Mystery space junk will reach Earth next Friday the 13th

A small payload of mysterious space junk is hurtling toward Earth, and it'll be arriving on the most apropos of days: Friday the 13th (of November). What is the junk composed of? That's not entirely known, but it does have a name: WT1190F, which, of course, looks like everyone's favorite text exclamation. That's purely coincidental, according to the researchers, as is its arrival date.

The space junk has only recently been discovered, and we know at this point that it will have a watery grave, as researchers say it is primed for landing in the Indian Ocean. That landing will happen on November 13. The space junk has had quite the road (space?) trip, though, as before entering our atmosphere, it first circled past the moon and sailed about unloved and unwanted.

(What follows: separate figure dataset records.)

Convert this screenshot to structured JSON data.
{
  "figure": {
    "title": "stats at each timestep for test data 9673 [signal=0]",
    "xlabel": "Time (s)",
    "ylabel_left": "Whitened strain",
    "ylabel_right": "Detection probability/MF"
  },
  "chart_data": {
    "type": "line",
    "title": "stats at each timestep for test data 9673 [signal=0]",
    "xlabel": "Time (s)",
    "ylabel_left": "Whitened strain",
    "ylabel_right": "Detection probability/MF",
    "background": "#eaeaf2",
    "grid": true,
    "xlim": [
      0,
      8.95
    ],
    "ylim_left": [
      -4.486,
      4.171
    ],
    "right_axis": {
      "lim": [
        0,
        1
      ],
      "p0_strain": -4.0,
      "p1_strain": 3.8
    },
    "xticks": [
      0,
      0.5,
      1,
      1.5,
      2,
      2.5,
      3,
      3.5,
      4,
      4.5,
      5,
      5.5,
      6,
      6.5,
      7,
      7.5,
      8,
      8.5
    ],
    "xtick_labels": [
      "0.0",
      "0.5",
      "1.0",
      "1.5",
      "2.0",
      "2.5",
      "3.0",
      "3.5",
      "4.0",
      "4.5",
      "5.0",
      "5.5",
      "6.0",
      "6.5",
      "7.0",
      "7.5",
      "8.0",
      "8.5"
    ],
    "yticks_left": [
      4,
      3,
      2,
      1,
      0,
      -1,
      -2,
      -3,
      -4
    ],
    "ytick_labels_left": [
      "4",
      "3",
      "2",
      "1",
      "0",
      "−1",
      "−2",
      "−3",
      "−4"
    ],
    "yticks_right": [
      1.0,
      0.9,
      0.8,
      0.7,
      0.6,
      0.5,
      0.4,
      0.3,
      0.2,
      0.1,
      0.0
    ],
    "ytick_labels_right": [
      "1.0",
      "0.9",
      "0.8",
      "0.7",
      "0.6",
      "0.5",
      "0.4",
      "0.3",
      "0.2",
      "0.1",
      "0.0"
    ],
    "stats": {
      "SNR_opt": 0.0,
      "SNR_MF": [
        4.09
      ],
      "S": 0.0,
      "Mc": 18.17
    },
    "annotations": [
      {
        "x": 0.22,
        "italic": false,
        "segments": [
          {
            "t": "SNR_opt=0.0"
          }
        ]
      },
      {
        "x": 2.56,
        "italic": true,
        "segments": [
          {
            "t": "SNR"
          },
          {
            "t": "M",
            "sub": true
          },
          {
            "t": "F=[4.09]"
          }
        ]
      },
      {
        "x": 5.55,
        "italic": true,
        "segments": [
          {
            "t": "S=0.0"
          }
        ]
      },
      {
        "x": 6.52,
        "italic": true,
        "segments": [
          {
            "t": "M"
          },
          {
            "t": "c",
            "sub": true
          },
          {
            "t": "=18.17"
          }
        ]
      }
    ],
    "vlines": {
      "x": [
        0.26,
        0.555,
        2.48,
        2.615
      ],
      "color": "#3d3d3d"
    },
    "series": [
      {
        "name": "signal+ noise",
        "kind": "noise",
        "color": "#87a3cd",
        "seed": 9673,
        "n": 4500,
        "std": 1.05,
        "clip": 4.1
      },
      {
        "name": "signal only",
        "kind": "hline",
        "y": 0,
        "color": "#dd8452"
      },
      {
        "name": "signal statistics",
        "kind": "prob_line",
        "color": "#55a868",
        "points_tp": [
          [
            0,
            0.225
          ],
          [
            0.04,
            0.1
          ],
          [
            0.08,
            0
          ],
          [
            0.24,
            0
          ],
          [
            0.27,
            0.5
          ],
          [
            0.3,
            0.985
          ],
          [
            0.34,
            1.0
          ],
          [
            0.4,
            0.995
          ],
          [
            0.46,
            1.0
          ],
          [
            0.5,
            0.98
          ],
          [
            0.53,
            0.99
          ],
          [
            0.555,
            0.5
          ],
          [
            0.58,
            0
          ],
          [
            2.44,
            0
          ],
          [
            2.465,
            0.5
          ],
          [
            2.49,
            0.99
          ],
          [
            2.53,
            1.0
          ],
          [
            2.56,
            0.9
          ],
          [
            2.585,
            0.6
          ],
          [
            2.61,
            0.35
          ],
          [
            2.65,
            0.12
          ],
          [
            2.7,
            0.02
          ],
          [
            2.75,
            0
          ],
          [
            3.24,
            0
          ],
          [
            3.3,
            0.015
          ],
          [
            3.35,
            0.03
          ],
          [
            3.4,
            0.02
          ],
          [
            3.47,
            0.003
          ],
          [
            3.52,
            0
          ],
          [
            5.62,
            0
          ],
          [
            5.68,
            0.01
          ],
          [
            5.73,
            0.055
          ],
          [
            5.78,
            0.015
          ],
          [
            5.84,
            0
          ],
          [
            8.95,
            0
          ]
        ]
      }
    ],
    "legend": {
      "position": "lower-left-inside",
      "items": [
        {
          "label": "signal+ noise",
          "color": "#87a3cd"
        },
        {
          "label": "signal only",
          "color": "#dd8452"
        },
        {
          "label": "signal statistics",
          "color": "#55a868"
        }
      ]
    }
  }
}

WT1190F was spotted early this month by the Catalina Sky Survey, and researchers have been keeping an eye on it since. The junk is said to be small at only a meter or two in size, and to have a "highly elliptical orbit". It will mostly burn up in the atmosphere, and will ultimately fall just south of Sri Lanka. The trajectory hints that the object, whatever it is, may be hollow and is likely artificial.

Putting it nearly poetically, astrophysicist Jonathan McDowell said the junk is perhaps "a lost piece of space history that's come back to haunt us," according to Scientific American. It could be a piece of an old rocket, something from an Apollo mission, or any other number of man-made materials. It will land at 6:20 UTC.